= Paul Luna =

Paul Luna (born c. 1966) is a Dominican-American chef, restaurateur, author, and political activist. In Atlanta during the 1990s he opened and operated a number of successful restaurants featuring European, Mediterranean, and South American cuisine, including Luna Sí, Eclipse di Luna, and Loca Luna. In 2009 he opened a training kitchen for refugee women, Lunacy Black Market, in downtown Atlanta.

==Early life==
Luna was born circa 1966 in the Dominican Republic, to middle-class parents. He was one of 13 siblings. He is of Italian and Spanish heritage.

==Career==
Luna moved to Atlanta in 1992 and opened Bice, a Milan-based, upscale Italian restaurant chain.

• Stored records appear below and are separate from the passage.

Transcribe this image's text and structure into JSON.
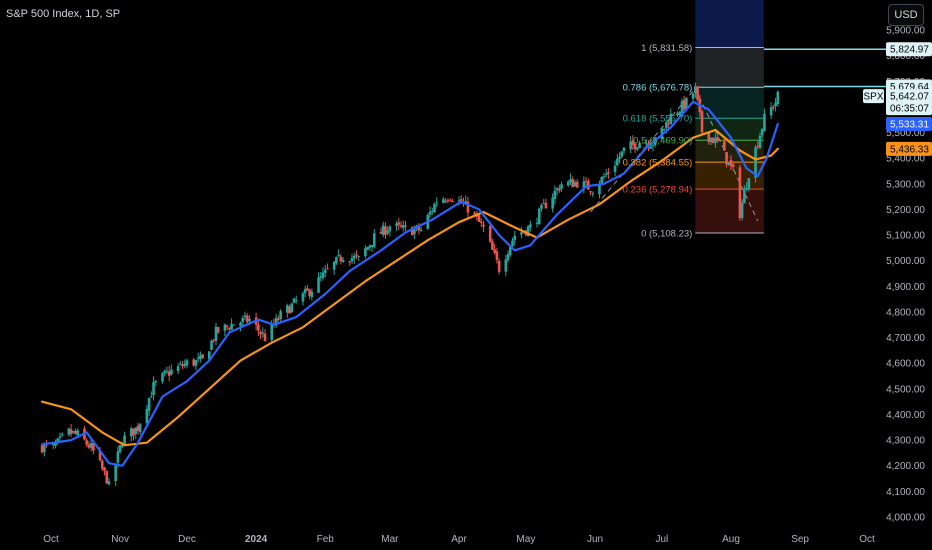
{
  "header": {
    "title": "S&P 500 Index, 1D, SP",
    "currency_button": "USD"
  },
  "colors": {
    "up": "#26a69a",
    "down": "#ef5350",
    "ma_fast": "#2962ff",
    "ma_slow": "#f7931a",
    "fib_zone_top": "#0b1a4a",
    "fib_cyan": "#7fdbe4",
    "label_bg_white": "#dff3f6",
    "sma_blue": "#2962ff",
    "sma_orange": "#f7931a"
  },
  "chart_data": {
    "type": "candlestick",
    "title": "S&P 500 Index, 1D, SP",
    "ylim": [
      3960,
      5980
    ],
    "y_ticks": [
      "5,900.00",
      "5,800.00",
      "5,700.00",
      "5,600.00",
      "5,500.00",
      "5,400.00",
      "5,300.00",
      "5,200.00",
      "5,100.00",
      "5,000.00",
      "4,900.00",
      "4,800.00",
      "4,700.00",
      "4,600.00",
      "4,500.00",
      "4,400.00",
      "4,300.00",
      "4,200.00",
      "4,100.00",
      "4,000.00"
    ],
    "x_labels": [
      "Oct",
      "Nov",
      "Dec",
      "2024",
      "Feb",
      "Mar",
      "Apr",
      "May",
      "Jun",
      "Jul",
      "Aug",
      "Sep",
      "Oct"
    ],
    "close_series": [
      {
        "d": "2023-09-27",
        "v": 4275
      },
      {
        "d": "2023-10-02",
        "v": 4270
      },
      {
        "d": "2023-10-09",
        "v": 4330
      },
      {
        "d": "2023-10-13",
        "v": 4320
      },
      {
        "d": "2023-10-19",
        "v": 4270
      },
      {
        "d": "2023-10-26",
        "v": 4150
      },
      {
        "d": "2023-10-27",
        "v": 4117
      },
      {
        "d": "2023-11-02",
        "v": 4300
      },
      {
        "d": "2023-11-09",
        "v": 4350
      },
      {
        "d": "2023-11-16",
        "v": 4510
      },
      {
        "d": "2023-11-22",
        "v": 4560
      },
      {
        "d": "2023-12-01",
        "v": 4600
      },
      {
        "d": "2023-12-08",
        "v": 4610
      },
      {
        "d": "2023-12-14",
        "v": 4720
      },
      {
        "d": "2023-12-22",
        "v": 4755
      },
      {
        "d": "2023-12-29",
        "v": 4770
      },
      {
        "d": "2024-01-05",
        "v": 4700
      },
      {
        "d": "2024-01-12",
        "v": 4785
      },
      {
        "d": "2024-01-19",
        "v": 4840
      },
      {
        "d": "2024-01-26",
        "v": 4890
      },
      {
        "d": "2024-02-02",
        "v": 4960
      },
      {
        "d": "2024-02-09",
        "v": 5020
      },
      {
        "d": "2024-02-16",
        "v": 5005
      },
      {
        "d": "2024-02-23",
        "v": 5090
      },
      {
        "d": "2024-03-01",
        "v": 5135
      },
      {
        "d": "2024-03-08",
        "v": 5120
      },
      {
        "d": "2024-03-15",
        "v": 5120
      },
      {
        "d": "2024-03-22",
        "v": 5235
      },
      {
        "d": "2024-03-28",
        "v": 5255
      },
      {
        "d": "2024-04-05",
        "v": 5205
      },
      {
        "d": "2024-04-12",
        "v": 5125
      },
      {
        "d": "2024-04-19",
        "v": 4970
      },
      {
        "d": "2024-04-26",
        "v": 5100
      },
      {
        "d": "2024-05-03",
        "v": 5130
      },
      {
        "d": "2024-05-10",
        "v": 5222
      },
      {
        "d": "2024-05-17",
        "v": 5300
      },
      {
        "d": "2024-05-24",
        "v": 5305
      },
      {
        "d": "2024-05-31",
        "v": 5280
      },
      {
        "d": "2024-06-07",
        "v": 5346
      },
      {
        "d": "2024-06-14",
        "v": 5430
      },
      {
        "d": "2024-06-21",
        "v": 5465
      },
      {
        "d": "2024-06-28",
        "v": 5460
      },
      {
        "d": "2024-07-05",
        "v": 5565
      },
      {
        "d": "2024-07-12",
        "v": 5615
      },
      {
        "d": "2024-07-16",
        "v": 5667
      },
      {
        "d": "2024-07-19",
        "v": 5505
      },
      {
        "d": "2024-07-26",
        "v": 5460
      },
      {
        "d": "2024-08-02",
        "v": 5346
      },
      {
        "d": "2024-08-05",
        "v": 5186
      },
      {
        "d": "2024-08-09",
        "v": 5344
      },
      {
        "d": "2024-08-16",
        "v": 5554
      },
      {
        "d": "2024-08-21",
        "v": 5621
      },
      {
        "d": "2024-08-22",
        "v": 5642
      }
    ],
    "ma_fast": [
      {
        "d": "2023-09-27",
        "v": 4283
      },
      {
        "d": "2023-10-10",
        "v": 4300
      },
      {
        "d": "2023-10-17",
        "v": 4330
      },
      {
        "d": "2023-10-27",
        "v": 4210
      },
      {
        "d": "2023-11-02",
        "v": 4200
      },
      {
        "d": "2023-11-09",
        "v": 4290
      },
      {
        "d": "2023-11-20",
        "v": 4470
      },
      {
        "d": "2023-12-01",
        "v": 4530
      },
      {
        "d": "2023-12-11",
        "v": 4610
      },
      {
        "d": "2023-12-20",
        "v": 4720
      },
      {
        "d": "2024-01-02",
        "v": 4770
      },
      {
        "d": "2024-01-09",
        "v": 4750
      },
      {
        "d": "2024-01-19",
        "v": 4780
      },
      {
        "d": "2024-02-01",
        "v": 4870
      },
      {
        "d": "2024-02-12",
        "v": 4960
      },
      {
        "d": "2024-02-26",
        "v": 5040
      },
      {
        "d": "2024-03-08",
        "v": 5110
      },
      {
        "d": "2024-03-20",
        "v": 5160
      },
      {
        "d": "2024-04-02",
        "v": 5230
      },
      {
        "d": "2024-04-10",
        "v": 5200
      },
      {
        "d": "2024-04-19",
        "v": 5100
      },
      {
        "d": "2024-04-26",
        "v": 5040
      },
      {
        "d": "2024-05-03",
        "v": 5060
      },
      {
        "d": "2024-05-15",
        "v": 5180
      },
      {
        "d": "2024-05-28",
        "v": 5290
      },
      {
        "d": "2024-06-05",
        "v": 5300
      },
      {
        "d": "2024-06-14",
        "v": 5340
      },
      {
        "d": "2024-06-24",
        "v": 5440
      },
      {
        "d": "2024-07-05",
        "v": 5520
      },
      {
        "d": "2024-07-15",
        "v": 5620
      },
      {
        "d": "2024-07-22",
        "v": 5590
      },
      {
        "d": "2024-08-01",
        "v": 5480
      },
      {
        "d": "2024-08-08",
        "v": 5360
      },
      {
        "d": "2024-08-13",
        "v": 5330
      },
      {
        "d": "2024-08-17",
        "v": 5400
      },
      {
        "d": "2024-08-22",
        "v": 5533.31
      }
    ],
    "ma_slow": [
      {
        "d": "2023-09-27",
        "v": 4450
      },
      {
        "d": "2023-10-10",
        "v": 4420
      },
      {
        "d": "2023-10-24",
        "v": 4330
      },
      {
        "d": "2023-11-03",
        "v": 4280
      },
      {
        "d": "2023-11-13",
        "v": 4290
      },
      {
        "d": "2023-11-27",
        "v": 4390
      },
      {
        "d": "2023-12-11",
        "v": 4500
      },
      {
        "d": "2023-12-25",
        "v": 4610
      },
      {
        "d": "2024-01-08",
        "v": 4680
      },
      {
        "d": "2024-01-22",
        "v": 4740
      },
      {
        "d": "2024-02-05",
        "v": 4830
      },
      {
        "d": "2024-02-19",
        "v": 4920
      },
      {
        "d": "2024-03-04",
        "v": 5000
      },
      {
        "d": "2024-03-18",
        "v": 5080
      },
      {
        "d": "2024-04-01",
        "v": 5150
      },
      {
        "d": "2024-04-12",
        "v": 5190
      },
      {
        "d": "2024-04-26",
        "v": 5130
      },
      {
        "d": "2024-05-06",
        "v": 5090
      },
      {
        "d": "2024-05-20",
        "v": 5160
      },
      {
        "d": "2024-06-03",
        "v": 5220
      },
      {
        "d": "2024-06-17",
        "v": 5310
      },
      {
        "d": "2024-07-01",
        "v": 5390
      },
      {
        "d": "2024-07-15",
        "v": 5480
      },
      {
        "d": "2024-07-25",
        "v": 5510
      },
      {
        "d": "2024-08-05",
        "v": 5430
      },
      {
        "d": "2024-08-12",
        "v": 5395
      },
      {
        "d": "2024-08-19",
        "v": 5410
      },
      {
        "d": "2024-08-22",
        "v": 5436.33
      }
    ],
    "fibonacci": {
      "start_date": "2024-07-16",
      "end_date": "2024-08-22",
      "levels": [
        {
          "ratio": "1",
          "price": "5,831.58",
          "value": 5831.58,
          "color": "#b2b5be",
          "text": "1 (5,831.58)"
        },
        {
          "ratio": "0.786",
          "price": "5,676.78",
          "value": 5676.78,
          "color": "#7fdbe4",
          "text": "0.786 (5,676.78)"
        },
        {
          "ratio": "0.618",
          "price": "5,555.70",
          "value": 5555.7,
          "color": "#26a69a",
          "text": "0.618 (5,555.70)"
        },
        {
          "ratio": "0.5",
          "price": "5,469.90",
          "value": 5469.9,
          "color": "#4caf50",
          "text": "0.5 (5,469.90)"
        },
        {
          "ratio": "0.382",
          "price": "5,384.55",
          "value": 5384.55,
          "color": "#ff9800",
          "text": "0.382 (5,384.55)"
        },
        {
          "ratio": "0.236",
          "price": "5,278.94",
          "value": 5278.94,
          "color": "#f44336",
          "text": "0.236 (5,278.94)"
        },
        {
          "ratio": "0",
          "price": "5,108.23",
          "value": 5108.23,
          "color": "#b2b5be",
          "text": "0 (5,108.23)"
        }
      ]
    },
    "price_badges": [
      {
        "value": 5824.97,
        "text": "5,824.97",
        "bg": "#dff3f6",
        "fg": "#000000",
        "line": true
      },
      {
        "value": 5679.64,
        "text": "5,679.64",
        "bg": "#dff3f6",
        "fg": "#000000",
        "line": true
      },
      {
        "value": 5642.07,
        "text": "5,642.07",
        "sub": "06:35:07",
        "bg": "#dff3f6",
        "fg": "#000000",
        "line": false,
        "symbol": "SPX"
      },
      {
        "value": 5533.31,
        "text": "5,533.31",
        "bg": "#2962ff",
        "fg": "#ffffff",
        "line": false
      },
      {
        "value": 5436.33,
        "text": "5,436.33",
        "bg": "#f7931a",
        "fg": "#000000",
        "line": false
      }
    ]
  }
}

In 1993 he opened his first proprietary restaurant, Luna Sí, on Peachtree Road. He introduced new types of European, Mediterranean, and South American cuisine, and tapas, to Atlanta, through his restaurants Luna Sí, Eclipse di Luna (opened in 1997), and Loca Luna (opened in 1999).

He was a controversial figure on the Atlanta restaurant scene in the 1990s, often critical of local trendiness and faddish tastes. He was widely known as a "bad boy" who ruled his dining room impetuously, sometimes staging impromptu striptease dances to amuse and shock patrons.

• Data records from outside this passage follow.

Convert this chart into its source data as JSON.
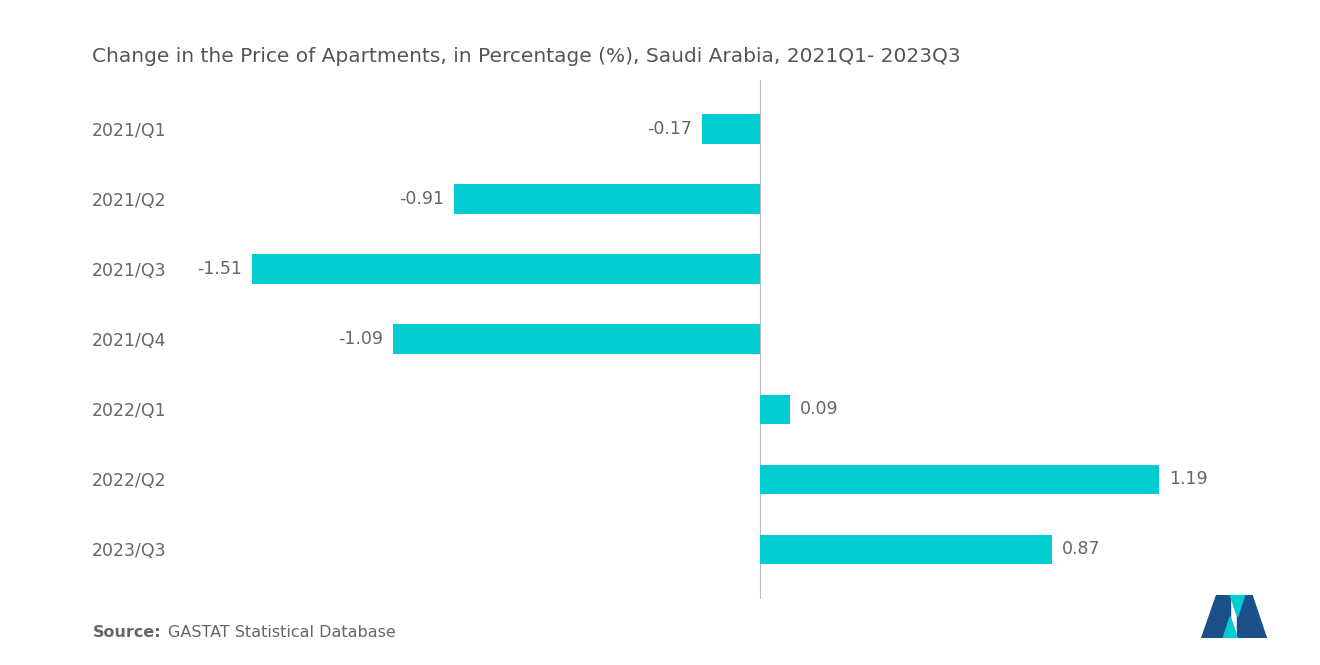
{
  "title": "Change in the Price of Apartments, in Percentage (%), Saudi Arabia, 2021Q1- 2023Q3",
  "categories": [
    "2021/Q1",
    "2021/Q2",
    "2021/Q3",
    "2021/Q4",
    "2022/Q1",
    "2022/Q2",
    "2023/Q3"
  ],
  "values": [
    -0.17,
    -0.91,
    -1.51,
    -1.09,
    0.09,
    1.19,
    0.87
  ],
  "bar_color": "#00CDD1",
  "label_color": "#666666",
  "title_color": "#555555",
  "background_color": "#ffffff",
  "xlim": [
    -1.75,
    1.55
  ],
  "bar_height": 0.42,
  "title_fontsize": 14.5,
  "label_fontsize": 12.5,
  "tick_fontsize": 12.5,
  "source_fontsize": 11.5
}
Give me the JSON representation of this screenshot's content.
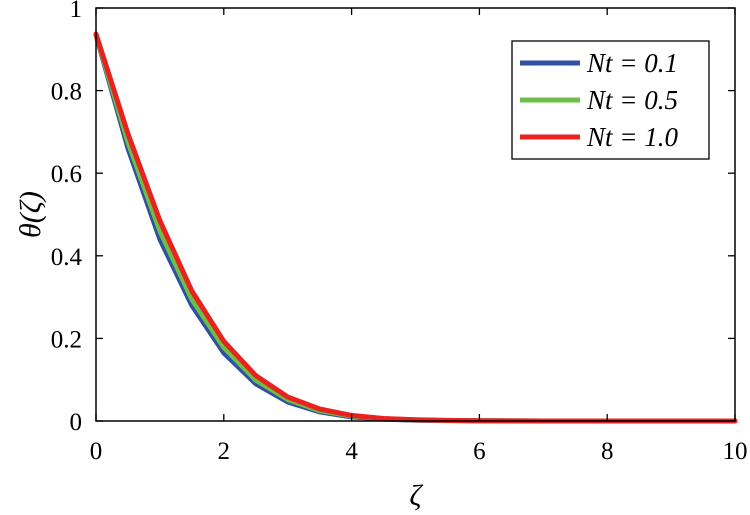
{
  "chart_data": {
    "type": "line",
    "title": "",
    "xlabel": "ζ",
    "ylabel": "θ(ζ)",
    "xlim": [
      0,
      10
    ],
    "ylim": [
      0,
      1
    ],
    "xticks": [
      "0",
      "2",
      "4",
      "6",
      "8",
      "10"
    ],
    "yticks": [
      "0",
      "0.2",
      "0.4",
      "0.6",
      "0.8",
      "1"
    ],
    "grid": false,
    "legend_position": "top-right",
    "x": [
      0,
      0.5,
      1,
      1.5,
      2,
      2.5,
      3,
      3.5,
      4,
      4.5,
      5,
      5.5,
      6,
      7,
      8,
      9,
      10
    ],
    "series": [
      {
        "name": "Nt = 0.1",
        "color": "#2e4fa3",
        "values": [
          0.935,
          0.66,
          0.44,
          0.28,
          0.165,
          0.09,
          0.046,
          0.022,
          0.01,
          0.0045,
          0.002,
          0.001,
          0.0005,
          0.0001,
          0,
          0,
          0
        ]
      },
      {
        "name": "Nt = 0.5",
        "color": "#6dbf45",
        "values": [
          0.936,
          0.675,
          0.46,
          0.295,
          0.178,
          0.099,
          0.052,
          0.025,
          0.012,
          0.0055,
          0.0025,
          0.0012,
          0.0006,
          0.0001,
          0,
          0,
          0
        ]
      },
      {
        "name": "Nt = 1.0",
        "color": "#e8231f",
        "values": [
          0.937,
          0.695,
          0.485,
          0.315,
          0.193,
          0.11,
          0.058,
          0.029,
          0.0135,
          0.006,
          0.0028,
          0.0014,
          0.0007,
          0.0001,
          0,
          0,
          0
        ]
      }
    ]
  }
}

Luna left Atlanta in late 2002, and worked as a chef in Canada, Washington, D.C., Hawaii, and California.

He returned to Atlanta in 2009, and opened Lunacy Black Market.

In 2009, Luna wrote and published a bilingual children’s book, Luna Needs a Miracle! ¡Luna Necesita un Milagro!

==Advocacy and philanthropy==
Luna advocated small businesses run by mixed-income, multi-national owners as the way to rejuvenate Atlanta's historic downtown area. "We're still segregated," he said; "All my white customers think, downtown: black. Period."

Luna's tenure with Four Seasons Resort Maui at Wailea, Hawaii gave him the opportunity to lead cooking classes for children through the Big Brothers Big Sisters of Maui program.

In 2009 he opened a training kitchen for refugee women, Lunacy Black Market, a low-cost restaurant in downtown Atlanta. He worked with BryAnn Chen, executive director of Refugee Women's Network, to identify appropriate candidates for employment in this restaurant. It closed in 2014, a year after Luna moved to Switzerland.

Beginning in 2010, Luna declared for a few years that he would run for mayor of Atlanta.

==Personal life==
Luna is married to Cynthia T. Luna. After she moved to Switzerland, Luna moved there as well in 2013 to be with her.